One artist, a home schooled duel-enrollment student at WNMU preparing for her freshman year, the other, a WNMU senior planning for her next steps following May’s graduation, but the connection that has drawn them together is the Western New Mexico University Expressive Arts program. This year’s juried art show at WNMU’s McCray Gallery was judged by local artist, author and radio personality Paula Giesler and included 55 students’ work, ranging from clay and ink to watercolor and oil.

This year’s big winners are WNMU senior Patricia Countryman, who took best in show for her sculpture, The House that Built Me, and in-coming freshman Abby Egge-Ogas, first place winner and the recipient of the New Mexico Watercolor Society’s award for her piece, Sakura.

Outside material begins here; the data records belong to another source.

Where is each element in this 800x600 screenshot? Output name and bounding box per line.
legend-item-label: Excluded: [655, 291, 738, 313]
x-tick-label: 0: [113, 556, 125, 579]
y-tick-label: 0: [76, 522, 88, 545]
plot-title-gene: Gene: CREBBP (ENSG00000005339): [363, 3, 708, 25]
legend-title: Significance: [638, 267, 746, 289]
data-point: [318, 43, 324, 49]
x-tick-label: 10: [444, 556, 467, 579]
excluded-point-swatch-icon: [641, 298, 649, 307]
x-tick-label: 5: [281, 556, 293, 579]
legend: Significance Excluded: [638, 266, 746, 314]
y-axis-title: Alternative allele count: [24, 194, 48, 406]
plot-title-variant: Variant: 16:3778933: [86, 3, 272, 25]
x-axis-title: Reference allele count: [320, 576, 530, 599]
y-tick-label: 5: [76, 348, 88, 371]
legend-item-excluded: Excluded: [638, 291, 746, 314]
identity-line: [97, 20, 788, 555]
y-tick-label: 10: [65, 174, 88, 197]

Patricia Countryman’s creative process was nurtured through her strict, traditional upbringing in Douglas, Arizona, where she grew up as the eldest of four and used creativity as an escape. “I was always looking for something to do with my hands growing up,” she says. Upon her high school graduation, she attended Cochise Community College where she discovered her passion for creating.

“I wanted to pursue art and I knew that I had to get away from home to do it,” she said, and falling in love with WNMU and the Gila was her opportunity to submerge herself in creativity and escape into worlds that she could mold, paint and draw.

Her piece, The House that Built Me, is representative of her life in Arizona, filled with deep symbolism embodying her upbringing in a household stained with domestic violence. “The gargoyle in my piece has a broken shackle around her ankle saying she was once chained to the house but has finally broken free but choses to remain in order to keep watch and protect the children in the household,” she explained.

Abby Egge-Ogas created a watercolor for a local Japanese restaurant that closed its doors before she was able to complete her piece. “I was excited to have something commissioned and I choose fish because all good Japanese restaurants have fish,” she said.

Her creative mind was fostered through encouragement from her family, a creative group in their own right as her father, a youth pastor, also taught art and music, inspiring her to experiment with mix media forms. And never lacking in creativity, Abby hopes to be an animator for DC or Marvel Comics one day. “I just love comic books and started sketching characters when I was eight using copic sketch markers that create a comic book feeling,” she said. But sketching Batman and Wonder Woman – – her personal favorites – – didn’t go far enough and she began to create her own characters, such as Bright Eyes, a young girl who goes on adventures armed with curiosity, a great representation of Abby herself.

All of the WNMU student pieces will be on display at McCray Gallery, located on the Western New Mexico University campus, through April 15.